Bloom allowed a nod. “Polling has shown a change in public opinion,” he offered.
“Polling is very last century,” Carington said. “We can do better. Our friends at the NSA have built data models based on search engine activity and reactions across social media, and we’ve seen a very striking shift. Before the Westminster attacks, the UK was indexing a strong negative attitude towards further activity in the Middle East.”
“Once bitten, twice shy,” Bloom suggested.
“Exactly,” Carington allowed. “The index shifted to a slight favouring of action after Westminster, but it took a big swing after Flight 117 went down.”
King leaned back in his chair, flicking a hand as if to dismiss the information as something he
already knew. “That might be, but it’s not at that level here. I was watching CNN in the hotel. They were saying that this is a European problem. Strictly European.
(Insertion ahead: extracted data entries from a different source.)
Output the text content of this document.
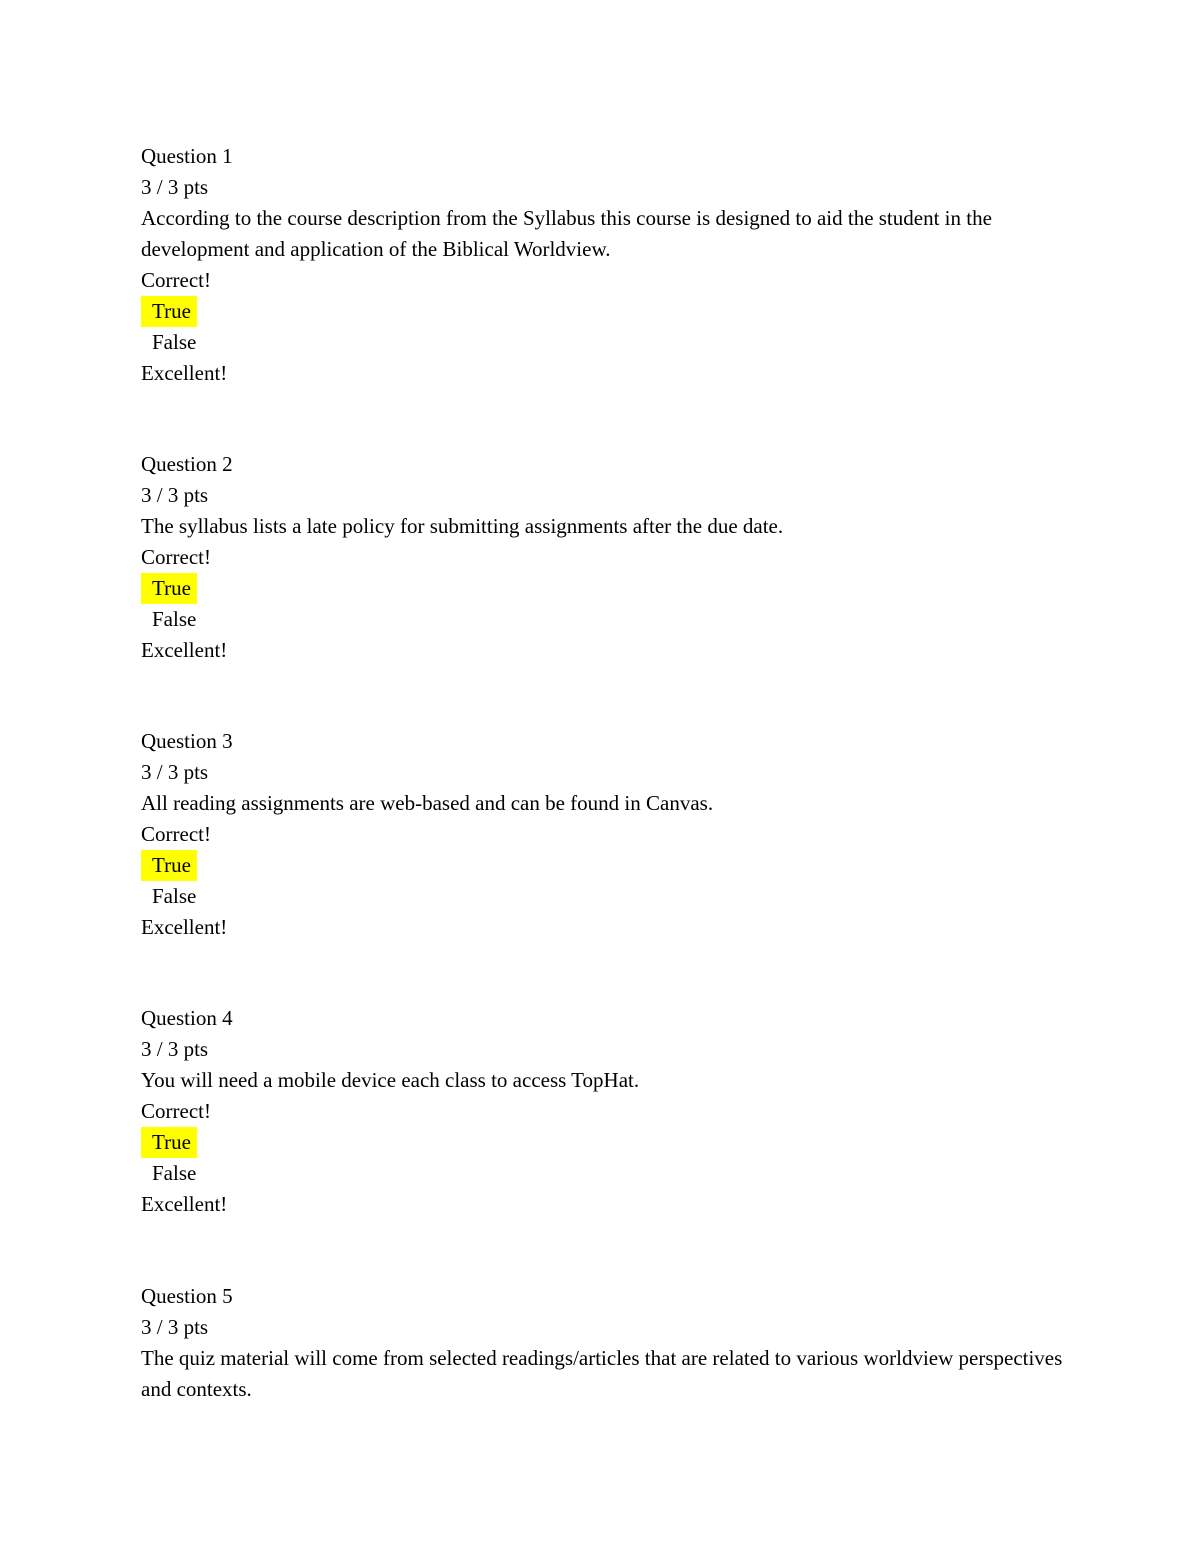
Question 1

3 / 3 pts

According to the course description from the Syllabus this course is designed to aid the student in the development and application of the Biblical Worldview.

Correct!

True

False

Excellent!

Question 2

3 / 3 pts

The syllabus lists a late policy for submitting assignments after the due date.

Correct!

True

False

Excellent!

Question 3

3 / 3 pts

All reading assignments are web-based and can be found in Canvas.

Correct!

True

False

Excellent!

Question 4

3 / 3 pts

You will need a mobile device each class to access TopHat.

Correct!

True

False

Excellent!

Question 5

3 / 3 pts

The quiz material will come from selected readings/articles that are related to various worldview perspectives and contexts.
Neither the Republicans nor the Democrats are interested in getting themselves tangled up with it.”
“Intelligence is suggesting that the British are going to invoke Article Five,” Carington said. “An attack against one NATO member is an attack against them all.”
“Like that’s going to fly. The president will shut that down quicker than the babysitter’s boyfriend when Daddy’s car pulls up. Daesh isn’t an enemy state.”
“Daesh might disagree with that.”
“You think he’ll give a fuck about what they say? He’s running for a second term. He doesn’t want America to be in another war that doesn’t have anything to do with it.”
“And we knew that was likely to be the position, didn’t we?” Carington said patiently. “We’re taking steps.” He looked down at his tablet. “We’re jumping ahead of ourselves, but we might as well touch upon it now, since you brought it up. Doctor—do you want to report?”
“I won’t say too much,” Ivanosky said. “We’re running it out of Chicago Station. Mercury and Mithras are in the field.”
“You’re not using a cut-out?” Bloom asked.
“Like Mohammed?” King said. “No. He worked well for you, but we couldn’t find anyone suitable. And we don’t have time to keep looking. The moment is upon us. We need to act now. I don’t think it’s necessary to go into operational details, save to say that you’ll know it when you see it.”
“When?”
King looked at his expensive Rolex. “Forty-six hours. Multiple venues, multiple events. Public opinion here will be different by the time we meet again.”